Bruckner: Symfonie nr. 4 in Es, Romantische. Orchestre des Champs-Élysées o.l.v. Philippe Herreweghe. Harmonia Mundi HMC 90.1921 (64’42”). 2005
In bepaalde kringen wekte Herreweeghe’s eerste Bruckneruitstapje met de Zevende symfonie (Harmonia Mundi HMC 90.1857) grote bewondering: eindelijk iemand die met een ‘authentiek’ klinkend ensemble deze componist recht doet. Kan wezen en de bekoring van een fluwelige strijkersklank is bij vlagen groot. Maar daarmee alleen wordt de componist geen recht gedaan en ik herinner me nog goed hoe teleurgesteld ik na die uitvoering van de Zevende Vredenburg (waar dat werk meteen ‘live’ werd opgenomen) verliet.

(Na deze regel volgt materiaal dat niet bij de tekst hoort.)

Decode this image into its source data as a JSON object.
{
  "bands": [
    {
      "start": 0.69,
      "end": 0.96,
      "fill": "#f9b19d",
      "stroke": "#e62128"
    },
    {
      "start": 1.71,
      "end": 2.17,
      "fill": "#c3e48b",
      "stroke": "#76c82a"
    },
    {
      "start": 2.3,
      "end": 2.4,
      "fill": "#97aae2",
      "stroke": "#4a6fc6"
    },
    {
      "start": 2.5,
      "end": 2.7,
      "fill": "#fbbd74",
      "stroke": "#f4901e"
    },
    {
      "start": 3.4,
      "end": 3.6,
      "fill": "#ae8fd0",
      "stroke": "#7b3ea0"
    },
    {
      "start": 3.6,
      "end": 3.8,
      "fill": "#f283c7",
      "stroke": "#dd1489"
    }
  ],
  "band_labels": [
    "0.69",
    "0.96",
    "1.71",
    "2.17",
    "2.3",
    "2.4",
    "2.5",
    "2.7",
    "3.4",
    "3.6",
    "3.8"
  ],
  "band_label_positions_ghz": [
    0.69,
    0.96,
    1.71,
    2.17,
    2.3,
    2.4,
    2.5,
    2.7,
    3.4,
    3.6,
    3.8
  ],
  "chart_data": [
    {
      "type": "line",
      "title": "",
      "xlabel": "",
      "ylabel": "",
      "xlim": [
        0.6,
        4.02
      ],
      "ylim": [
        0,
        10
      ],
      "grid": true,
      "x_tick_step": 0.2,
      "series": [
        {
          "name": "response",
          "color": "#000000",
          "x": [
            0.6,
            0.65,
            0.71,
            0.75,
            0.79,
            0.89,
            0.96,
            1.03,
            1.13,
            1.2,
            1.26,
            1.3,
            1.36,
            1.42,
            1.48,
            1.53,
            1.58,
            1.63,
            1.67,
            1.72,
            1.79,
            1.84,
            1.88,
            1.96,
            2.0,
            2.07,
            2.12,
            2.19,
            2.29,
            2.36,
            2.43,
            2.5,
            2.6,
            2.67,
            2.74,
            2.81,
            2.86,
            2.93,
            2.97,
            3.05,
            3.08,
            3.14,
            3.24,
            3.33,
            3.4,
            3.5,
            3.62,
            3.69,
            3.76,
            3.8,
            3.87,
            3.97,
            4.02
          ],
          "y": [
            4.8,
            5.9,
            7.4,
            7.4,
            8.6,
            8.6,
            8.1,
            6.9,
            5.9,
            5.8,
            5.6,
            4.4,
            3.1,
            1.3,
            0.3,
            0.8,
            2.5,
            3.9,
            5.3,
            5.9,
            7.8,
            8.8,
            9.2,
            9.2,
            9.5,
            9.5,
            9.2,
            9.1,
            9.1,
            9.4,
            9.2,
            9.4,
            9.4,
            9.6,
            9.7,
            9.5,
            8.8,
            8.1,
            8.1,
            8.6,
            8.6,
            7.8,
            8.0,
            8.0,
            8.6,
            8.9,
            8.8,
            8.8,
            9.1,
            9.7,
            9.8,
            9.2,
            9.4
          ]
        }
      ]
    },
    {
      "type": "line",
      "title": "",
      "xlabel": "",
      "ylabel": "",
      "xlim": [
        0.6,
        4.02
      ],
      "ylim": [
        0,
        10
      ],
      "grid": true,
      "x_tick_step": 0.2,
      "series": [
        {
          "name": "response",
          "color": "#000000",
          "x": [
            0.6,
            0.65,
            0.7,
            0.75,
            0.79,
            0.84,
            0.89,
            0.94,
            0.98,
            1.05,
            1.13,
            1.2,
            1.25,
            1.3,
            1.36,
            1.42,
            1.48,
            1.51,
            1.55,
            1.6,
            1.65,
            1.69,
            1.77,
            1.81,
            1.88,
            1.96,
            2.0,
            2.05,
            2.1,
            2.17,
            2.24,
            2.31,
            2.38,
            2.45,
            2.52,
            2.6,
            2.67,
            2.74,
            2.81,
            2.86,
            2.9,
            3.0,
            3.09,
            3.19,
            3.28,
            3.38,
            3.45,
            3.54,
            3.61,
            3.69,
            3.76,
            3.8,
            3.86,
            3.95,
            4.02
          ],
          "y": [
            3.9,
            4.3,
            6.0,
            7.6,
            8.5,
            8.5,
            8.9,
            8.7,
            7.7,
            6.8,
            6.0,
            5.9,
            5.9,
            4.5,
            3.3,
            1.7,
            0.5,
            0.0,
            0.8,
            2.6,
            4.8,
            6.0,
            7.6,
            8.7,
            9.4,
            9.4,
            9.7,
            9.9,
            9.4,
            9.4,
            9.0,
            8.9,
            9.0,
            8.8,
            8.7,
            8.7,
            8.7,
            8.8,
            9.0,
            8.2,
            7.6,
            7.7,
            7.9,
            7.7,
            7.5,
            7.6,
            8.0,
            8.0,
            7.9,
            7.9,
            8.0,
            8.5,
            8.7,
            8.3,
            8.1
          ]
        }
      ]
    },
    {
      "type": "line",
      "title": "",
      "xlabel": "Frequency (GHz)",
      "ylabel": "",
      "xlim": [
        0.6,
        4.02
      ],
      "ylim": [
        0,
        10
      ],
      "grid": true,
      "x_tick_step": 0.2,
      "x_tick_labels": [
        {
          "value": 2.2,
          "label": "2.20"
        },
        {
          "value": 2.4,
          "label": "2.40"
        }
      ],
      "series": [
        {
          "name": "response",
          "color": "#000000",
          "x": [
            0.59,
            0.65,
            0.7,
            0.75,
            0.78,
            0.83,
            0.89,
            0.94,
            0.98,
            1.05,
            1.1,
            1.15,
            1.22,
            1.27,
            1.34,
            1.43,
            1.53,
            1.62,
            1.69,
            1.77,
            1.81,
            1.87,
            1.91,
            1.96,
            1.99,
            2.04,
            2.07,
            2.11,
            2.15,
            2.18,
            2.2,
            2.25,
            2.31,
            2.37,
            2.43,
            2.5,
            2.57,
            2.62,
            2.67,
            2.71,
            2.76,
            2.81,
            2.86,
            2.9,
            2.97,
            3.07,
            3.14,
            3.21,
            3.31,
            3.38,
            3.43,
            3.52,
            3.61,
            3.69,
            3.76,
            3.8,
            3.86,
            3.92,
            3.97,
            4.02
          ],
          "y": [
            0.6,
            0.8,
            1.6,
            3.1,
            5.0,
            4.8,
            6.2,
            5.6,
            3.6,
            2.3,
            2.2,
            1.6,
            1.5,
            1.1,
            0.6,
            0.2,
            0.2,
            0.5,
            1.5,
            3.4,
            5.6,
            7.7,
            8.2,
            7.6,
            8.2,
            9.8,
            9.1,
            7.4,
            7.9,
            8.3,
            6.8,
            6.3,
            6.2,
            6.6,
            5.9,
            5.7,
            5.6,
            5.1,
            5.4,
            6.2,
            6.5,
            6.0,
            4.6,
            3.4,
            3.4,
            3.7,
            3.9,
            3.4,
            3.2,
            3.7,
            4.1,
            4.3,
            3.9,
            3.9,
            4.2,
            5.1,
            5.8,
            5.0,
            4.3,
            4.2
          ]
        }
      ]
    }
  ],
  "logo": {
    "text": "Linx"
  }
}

Het is dus niet zo verwonderlijk dat ook de Vierde een teleurstelling is. Bruckner mag dan erg naïef, puur en Godvruchtig zijn geweest, hij had ook merg in zijn botten en spieren daaromheen. Waar het bij het Franse orkest, dat op zichzelf al wezensvreemd moet staan tegenover dit idioom en bij de dirigent die in ander repertoire zulke prachtige dingen laat horen, aan ontbreekt, is aan een lange adem, een groter structuurbesef en samenhang, aan elementaire kracht, aan pakkend opgebouwde climaxen. Zo eenzijdig lieflijk, zo verbrokkeld met telkens aanloopjes die op niets uitlopen is deze muziek nu eenmaal niet. De gebruikte versie doet er dan al niet meer toe.
Na zo’n verwaterde Bruckner is het een weldaad om terug te keren naar de ware, grote Brucknervertolkers: Wand (RCA), Karajan (DG), Haitink (Philips), Böhm (Decca).